Allianz Group in July announced that it has signed a binding agreement to acquire 98 percent of Nigerian insurer Ensure Insurance Plc. from its core shareholder Greenoaks Global Holdings Ltd.(GGH).
In order to have a music streaming service in Africa, Africa’s biggest telecom company, MTN in November 2018 announced that it has bought music-streaming business Simfy. Simfy which was officially launched in South Africa in August 2012 has access to more than 42 million tracks and has signed deals with most of the major record labels in the country. According to MTN Group’s CEO, Rob Shuter, Simfy would run as a separate business, with a separate team and it is not going to be MTN branded.
Global Fintech company, Emergent Technology Holdings LP (“EmTech”), announced in December that it has acquired a payments processor based in Ghana, Interpay Limited (“Interpay Africa”). The acquisition extends the operations of EmTech’s digital payments business, Emergent Payments, a local payments provider in 70 emerging markets. Interpay Africa connects African merchants to local and international payments capabilities across mobile money, traditional payment and local bank platforms. Interpay Limited has been renamed Emergent Payments Ghana Limited and will do business as Emergent Payments Africa.

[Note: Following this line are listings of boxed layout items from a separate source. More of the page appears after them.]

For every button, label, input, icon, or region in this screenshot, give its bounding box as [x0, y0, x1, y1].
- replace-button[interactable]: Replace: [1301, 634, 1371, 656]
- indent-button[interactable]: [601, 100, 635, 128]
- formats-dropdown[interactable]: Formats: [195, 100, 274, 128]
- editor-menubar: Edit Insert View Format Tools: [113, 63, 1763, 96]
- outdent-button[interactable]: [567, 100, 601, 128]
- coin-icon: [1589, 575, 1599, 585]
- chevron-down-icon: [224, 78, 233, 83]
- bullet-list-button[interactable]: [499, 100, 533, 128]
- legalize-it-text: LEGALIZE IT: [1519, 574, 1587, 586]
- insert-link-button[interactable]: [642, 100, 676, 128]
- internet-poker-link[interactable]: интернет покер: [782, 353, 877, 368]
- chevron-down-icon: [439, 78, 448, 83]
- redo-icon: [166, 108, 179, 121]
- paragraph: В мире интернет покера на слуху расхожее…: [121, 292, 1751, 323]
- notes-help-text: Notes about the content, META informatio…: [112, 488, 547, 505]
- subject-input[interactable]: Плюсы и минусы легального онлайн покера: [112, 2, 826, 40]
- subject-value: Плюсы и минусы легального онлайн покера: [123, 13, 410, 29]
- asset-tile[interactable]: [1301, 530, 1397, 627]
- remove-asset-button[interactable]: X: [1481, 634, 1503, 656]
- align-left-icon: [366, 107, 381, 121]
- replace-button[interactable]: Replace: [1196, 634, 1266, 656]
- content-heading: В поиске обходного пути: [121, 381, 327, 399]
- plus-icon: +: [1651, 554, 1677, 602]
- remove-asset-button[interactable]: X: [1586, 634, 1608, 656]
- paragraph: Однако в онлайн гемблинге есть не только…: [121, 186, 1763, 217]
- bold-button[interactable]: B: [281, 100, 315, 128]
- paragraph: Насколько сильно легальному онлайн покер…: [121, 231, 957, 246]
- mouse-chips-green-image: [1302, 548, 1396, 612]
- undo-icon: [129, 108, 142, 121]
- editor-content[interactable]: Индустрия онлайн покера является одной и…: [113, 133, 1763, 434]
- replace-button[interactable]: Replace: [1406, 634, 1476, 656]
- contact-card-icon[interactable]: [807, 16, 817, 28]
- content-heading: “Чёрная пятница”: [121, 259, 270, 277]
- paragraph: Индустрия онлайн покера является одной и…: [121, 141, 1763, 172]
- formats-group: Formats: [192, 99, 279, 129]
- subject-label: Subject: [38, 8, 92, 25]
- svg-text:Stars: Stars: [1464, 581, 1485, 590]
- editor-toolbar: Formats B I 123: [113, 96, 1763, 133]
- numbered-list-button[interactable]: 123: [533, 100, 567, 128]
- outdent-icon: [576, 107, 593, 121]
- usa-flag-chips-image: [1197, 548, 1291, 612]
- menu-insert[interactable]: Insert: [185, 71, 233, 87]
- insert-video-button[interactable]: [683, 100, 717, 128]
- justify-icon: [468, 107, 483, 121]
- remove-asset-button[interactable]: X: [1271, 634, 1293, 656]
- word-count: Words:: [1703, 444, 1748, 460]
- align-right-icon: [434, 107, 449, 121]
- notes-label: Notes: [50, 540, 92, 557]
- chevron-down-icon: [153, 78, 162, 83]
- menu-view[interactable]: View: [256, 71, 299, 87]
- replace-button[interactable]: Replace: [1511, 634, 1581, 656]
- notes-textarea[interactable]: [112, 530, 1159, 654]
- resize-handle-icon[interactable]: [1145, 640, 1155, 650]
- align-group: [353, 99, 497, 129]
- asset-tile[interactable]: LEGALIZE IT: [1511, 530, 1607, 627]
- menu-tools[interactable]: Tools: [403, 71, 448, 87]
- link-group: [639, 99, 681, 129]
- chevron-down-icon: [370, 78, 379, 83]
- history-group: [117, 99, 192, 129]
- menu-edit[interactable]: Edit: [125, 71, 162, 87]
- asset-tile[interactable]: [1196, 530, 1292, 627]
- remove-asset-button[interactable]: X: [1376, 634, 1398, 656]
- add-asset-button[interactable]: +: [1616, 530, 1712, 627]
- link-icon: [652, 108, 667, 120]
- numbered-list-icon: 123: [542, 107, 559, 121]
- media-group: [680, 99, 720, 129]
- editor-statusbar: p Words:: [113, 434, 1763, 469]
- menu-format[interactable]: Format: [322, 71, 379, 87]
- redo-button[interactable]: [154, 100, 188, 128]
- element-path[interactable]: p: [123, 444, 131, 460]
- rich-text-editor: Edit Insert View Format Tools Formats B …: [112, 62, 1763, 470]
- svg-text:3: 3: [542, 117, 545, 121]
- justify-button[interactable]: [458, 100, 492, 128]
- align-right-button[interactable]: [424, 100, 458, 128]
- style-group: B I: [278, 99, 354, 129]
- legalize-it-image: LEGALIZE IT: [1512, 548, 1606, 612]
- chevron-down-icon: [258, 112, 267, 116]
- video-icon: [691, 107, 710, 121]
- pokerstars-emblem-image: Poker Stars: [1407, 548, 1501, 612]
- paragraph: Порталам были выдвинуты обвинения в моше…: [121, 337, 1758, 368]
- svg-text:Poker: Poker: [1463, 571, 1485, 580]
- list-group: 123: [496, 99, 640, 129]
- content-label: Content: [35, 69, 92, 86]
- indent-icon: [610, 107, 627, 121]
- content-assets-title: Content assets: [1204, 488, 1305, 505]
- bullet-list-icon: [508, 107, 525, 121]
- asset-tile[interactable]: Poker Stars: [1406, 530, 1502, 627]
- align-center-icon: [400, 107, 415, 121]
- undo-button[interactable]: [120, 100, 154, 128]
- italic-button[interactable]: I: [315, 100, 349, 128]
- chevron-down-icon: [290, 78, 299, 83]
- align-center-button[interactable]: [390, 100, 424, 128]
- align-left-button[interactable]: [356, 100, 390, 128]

Access Bank Plc in December announced that it has merged with another lender Diamond Bank Plc. The merger will position Access Bank as the biggest lender by assets in Nigeria. The Managing Director and Chief Executive Officer of Diamond Bank opted for the acquisition by Access Bank despite an offer of a capital injection by key shareholder Carlyle Group’s Carlyle Sub-Saharan Africa Fund (CSSAF) DBN Holdings.